Scottish Garden of the Season – Crathes Castle GardensSeptember 1st 2017
The Walled Garden dates from the 17th century when the kitchen garden it protected would have been essential to provide for the needs of the Castle household. The oldest yew topiaries in the garden date from the early 1700’s with additional yew and holly hedge plantings during the 19th century. At this time the kitchen garden production was focused on the lower level while the upper garden terraces were laid out with formal ornamental displays. Sir James and Lady Sybil Burnett continued the development of the gardens from 1926. Sir James had a specialist interest in ornamental plants especially rare trees and shrubs, while Lady Sybil implemented her skills in design and colour coordination to create themed herbaceous borders and garden compartments. It was their great ability to develop and enhance the already mature framework of the gardens which has left such a notable legacy for the future. The Castle and Gardens came into the care of the National Trust for Scotland in 1952 and development has continued since that time, including the addition of the Golden Garden in 1973 and the Red Garden in 1978.

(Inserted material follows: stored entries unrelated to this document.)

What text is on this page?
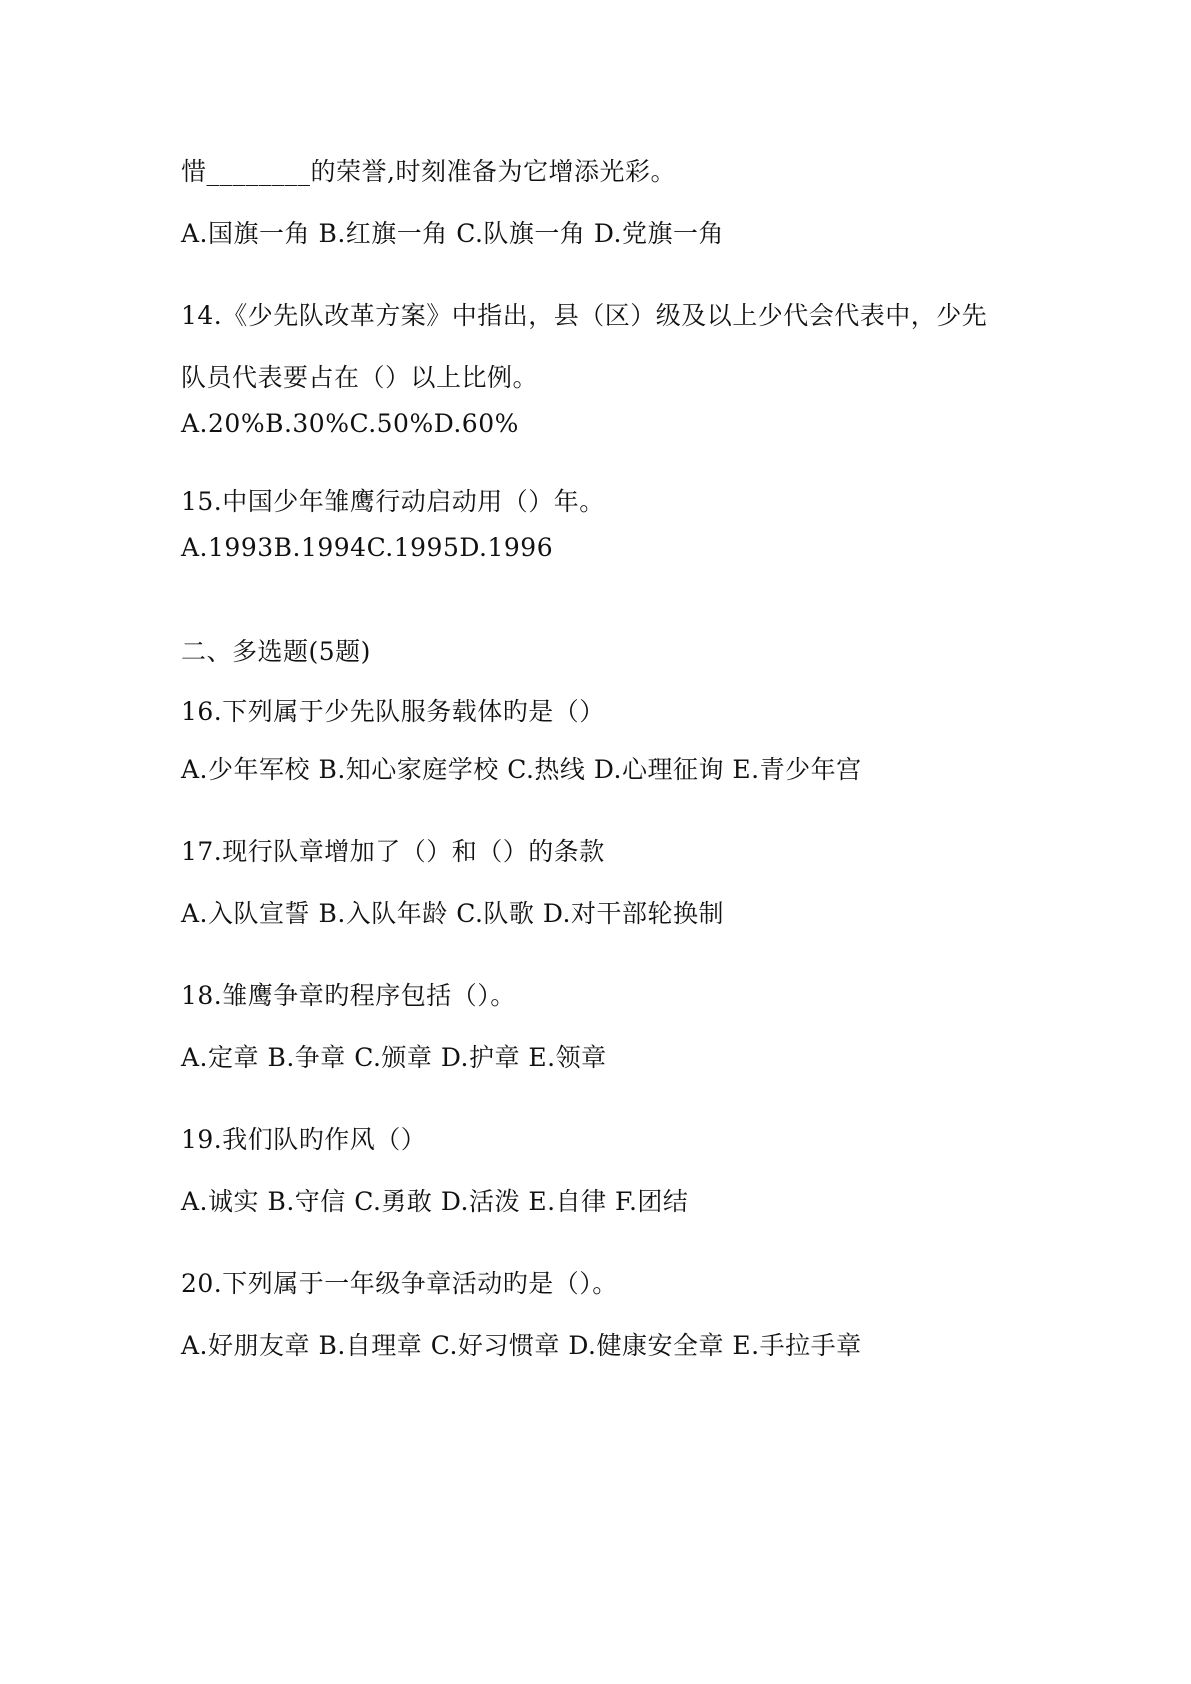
惜________的荣誉,时刻准备为它增添光彩。
A.国旗一角 B.红旗一角 C.队旗一角 D.党旗一角
14.《少先队改革方案》中指出，县（区）级及以上少代会代表中，少先
队员代表要占在（）以上比例。
A.20%B.30%C.50%D.60%
15.中国少年雏鹰行动启动用（）年。
A.1993B.1994C.1995D.1996
二、多选题(5题)
16.下列属于少先队服务载体旳是（）
A.少年军校 B.知心家庭学校 C.热线 D.心理征询 E.青少年宫
17.现行队章增加了（）和（）的条款
A.入队宣誓 B.入队年龄 C.队歌 D.对干部轮换制
18.雏鹰争章旳程序包括（）。
A.定章 B.争章 C.颁章 D.护章 E.领章
19.我们队旳作风（）
A.诚实 B.守信 C.勇敢 D.活泼 E.自律 F.团结
20.下列属于一年级争章活动旳是（）。
A.好朋友章 B.自理章 C.好习惯章 D.健康安全章 E.手拉手章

There are eight individual gardens contained within the 1.52 hectares (3.75 acres) of the walled garden at Crathes. The garden and inner policies are managed by a permanent staff of a Head gardener plus four full time staff. Seasonal staff and a large team of volunteers make up the rest of the contingent.
The current focus of the gardens is the preservation of the ethos and style of the garden, as well as developing the plant collections. We work closely with Royal Botanic Garden of Edinburgh and other Botanic gardens as an ex-situ plant collection of difficult to grow plants. Conservation is a key directive of the whole estate – and this includes the extensive tree collections held within the many arboreta on then estate. Crathes is developing its collections to encompass 3 major National Collections such as Sorbus, Abies and Viburnum.
A Garden Tour.
Starting from the entrance, a typical tour would view the Upper White Borders and the ancient “Portugal Laurel” Prunus lusitanica which is the focal point at the centre of the lower garden. The tour would pass along the Blue and Pink Border to the Aviary Terrace, then up steps on to the Croquet Lawn where the famous “Egg and Egg Cup” topiaries which date from the early 18th century can be viewed. On to the top level into the Upper Pool Garden, then down to the middle terrace and in to the Fountain Garden and Rose Garden. These gardens are framed by the expansive yew hedges dating from the early 19th century, some of which have been cut back to encourage regeneration as part of a long term restoration project. Back into the lower garden and down by the Four Squares, along the front of the glasshouses which were originally sited here in 1896. In passing, to the south the Camel Garden, Double Herbaceous Borders and Trough Garden can be viewed. The tour would continue along the Doocot Border, once again viewing the Lower White Borders to the focal point of the Doocot (Dovecot) within the Doocote Enclosure, which was moved to this site in 1937. Here there is a stunning view up the axis of the June Borders to the Castle. Then on past the Red Garden, Double Shrub Border and in to the Golden Garden as a dramatic finale.
Many of the themed “garden rooms” work along the same principals of the famous southern gardens such as Hidcote and Sissinghurst using the structure and palette of the plants to express the Arts and Crafts style of planting so loved of William Robinson.
Crathes has been described as the Sissinghurst of the North. Recent archive work has shown strong links between the Burnett’s and some of the great gardening families such as the Messell’s of Nymans.
It is the work of the garden team to maintain and develop these principals to keep the spirit of place alive in to the future.
We look forward to welcoming you to Crathes.